Malgré ces “liens spéciaux”, aucun accord n’existe entre Berne et Vaduz qui facilite l’établissement de filiales helvétiques dans la monarchie parlementaire alpine. Juridiquement et à cause du droit de l’UE applicable au Liechtenstein, elles sont soumises aux mêmes conditions qu’un concurrent en dehors de l’EEE.

Bientôt une seule banque

Quand bien même l’Autorité des marchés financiers du Liechtenstein (FMA) présente explicitement le pays comme un “hub” pour le marché européen à l’attention des acteurs de marché helvétiques, ceux-ci ne s’y sont jamais rués. Le premier à faire le pas, en 1998 après l’entrée de la principauté dans l’EEE, est une entité de la banque privée saint-galloise Wegelin, plus tard Swissfirst puis Pasche, rachetée par la luxembourgeoise Havilland en 2014.
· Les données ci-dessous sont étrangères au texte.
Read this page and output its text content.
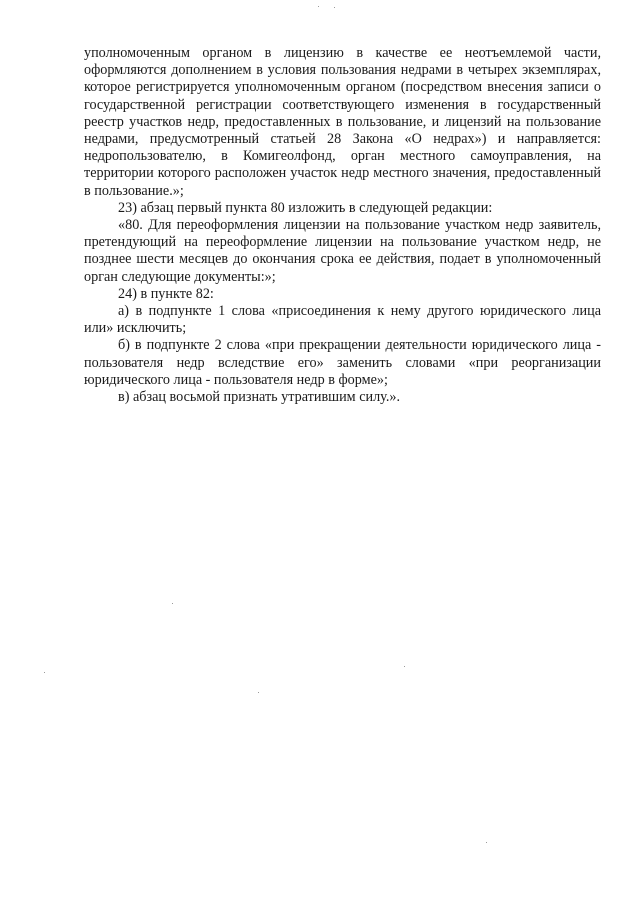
уполномоченным органом в лицензию в качестве ее неотъемлемой части, оформляются дополнением в условия пользования недрами в четырех экземплярах, которое регистрируется уполномоченным органом (посредством внесения записи о государственной регистрации соответствующего изменения в государственный реестр участков недр, предоставленных в пользование, и лицензий на пользование недрами, предусмотренный статьей 28 Закона «О недрах») и направляется: недропользователю, в Комигеолфонд, орган местного самоуправления, на территории которого расположен участок недр местного значения, предоставленный в пользование.»;

23) абзац первый пункта 80 изложить в следующей редакции:

«80. Для переоформления лицензии на пользование участком недр заявитель, претендующий на переоформление лицензии на пользование участком недр, не позднее шести месяцев до окончания срока ее действия, подает в уполномоченный орган следующие документы:»;

24) в пункте 82:

а) в подпункте 1 слова «присоединения к нему другого юридического лица или» исключить;

б) в подпункте 2 слова «при прекращении деятельности юридического лица - пользователя недр вследствие его» заменить словами «при реорганизации юридического лица - пользователя недр в форме»;

в) абзац восьмой признать утратившим силу.».
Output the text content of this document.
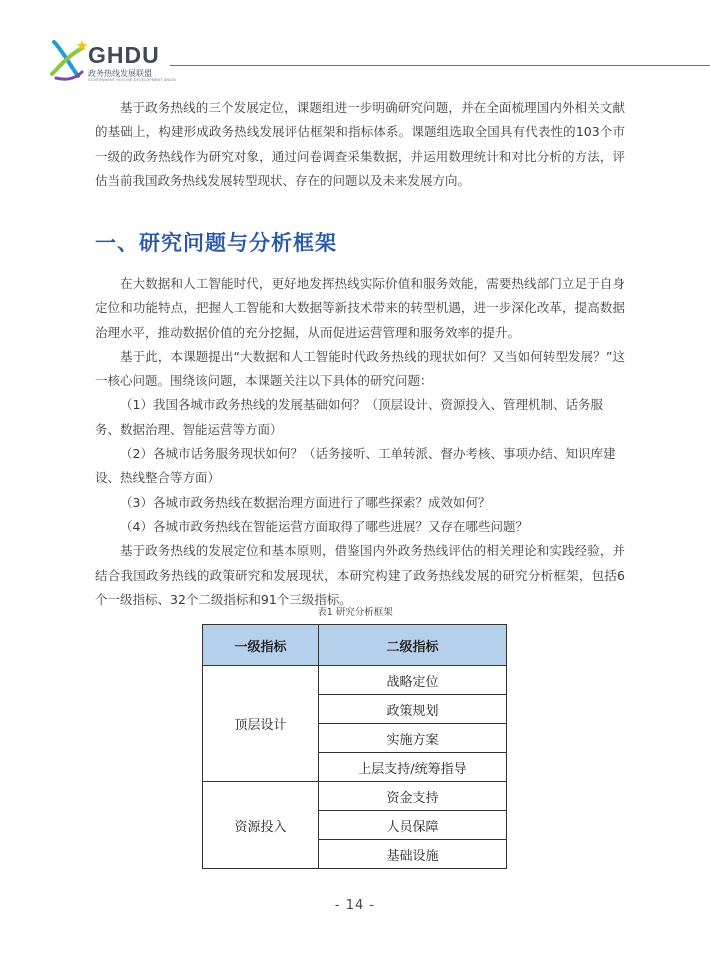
GHDU
政务热线发展联盟
GOVERNMENT HOTLINE DEVELOPMENT UNION

基于政务热线的三个发展定位，课题组进一步明确研究问题，并在全面梳理国内外相关文献的基础上，构建形成政务热线发展评估框架和指标体系。课题组选取全国具有代表性的103个市一级的政务热线作为研究对象，通过问卷调查采集数据，并运用数理统计和对比分析的方法，评估当前我国政务热线发展转型现状、存在的问题以及未来发展方向。

一、研究问题与分析框架

在大数据和人工智能时代，更好地发挥热线实际价值和服务效能，需要热线部门立足于自身定位和功能特点，把握人工智能和大数据等新技术带来的转型机遇，进一步深化改革，提高数据治理水平，推动数据价值的充分挖掘，从而促进运营管理和服务效率的提升。

基于此，本课题提出“大数据和人工智能时代政务热线的现状如何？又当如何转型发展？”这一核心问题。围绕该问题，本课题关注以下具体的研究问题：

（1）我国各城市政务热线的发展基础如何？（顶层设计、资源投入、管理机制、话务服务、数据治理、智能运营等方面）

（2）各城市话务服务现状如何？（话务接听、工单转派、督办考核、事项办结、知识库建设、热线整合等方面）

（3）各城市政务热线在数据治理方面进行了哪些探索？成效如何？

（4）各城市政务热线在智能运营方面取得了哪些进展？又存在哪些问题？

基于政务热线的发展定位和基本原则，借鉴国内外政务热线评估的相关理论和实践经验，并结合我国政务热线的政策研究和发展现状，本研究构建了政务热线发展的研究分析框架，包括6个一级指标、32个二级指标和91个三级指标。

表1 研究分析框架
一级指标	二级指标
顶层设计	战略定位
	政策规划
	实施方案
	上层支持/统筹指导
资源投入	资金支持
	人员保障
	基础设施
- 14 -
Aujourd’hui, 15 banques, dont sept en mains étrangères, opèrent au Liechtenstein, où le secteur financier, y compris les intermédiaires, contribue pour un bon quart au produit intérieur brut. Deux filiales d’instituts suisses y sont actives: EFG Bank von Ernst, implantée fin 1998, et Vontobel, présente depuis l’année 2000, mais plus pour longtemps.

La banque privée zurichoise vient en effet de céder ses activités au Liechtenstein au gestionnaire de fortune indigène Kaiser Partner Private Bank. Vontobel entend se concentrer sur sa plateforme en Allemagne, qu’elle utilise comme tremplin pour atteindre la clientèle européenne, s’est-elle justifiée.

Sous observation

Car les banques helvétiques, privées d’accès aux marchés stratégiques européens, misent pour l’heure sur la voie bilatérale. Des développements qui n’inquiètent pas pour autant l’Association des banques du Liechtenstein, même si la micro-place a chuté de la 48e à la 64e au dernier classement de référence Global Financial Centres Index (GFCI).

Pour les gros instituts helvétiques déjà implantés sur les marchés clés européens, un site au Liechtenstein n’a pas de sens, convient M. Tribelhorn. Mais il soutient que pour les plus petits instituts sans accès au marché unique, c’est une porte vers l’Europe. “Nous sommes une bonne alternative aux autres places”, affirme-t-il.

Si l’option liechtensteinoise reste méconnue, elle le doit aussi à son passé, avant la stratégie de l’argent propre adoptée en 2009. “La réputation est quelque chose de fragile”, déclare Simon Tribelhorn, évoquant des préjugés négatifs persistants. “Nous sommes toujours sous observation et devons faire nos preuves”, rappelle-t-il.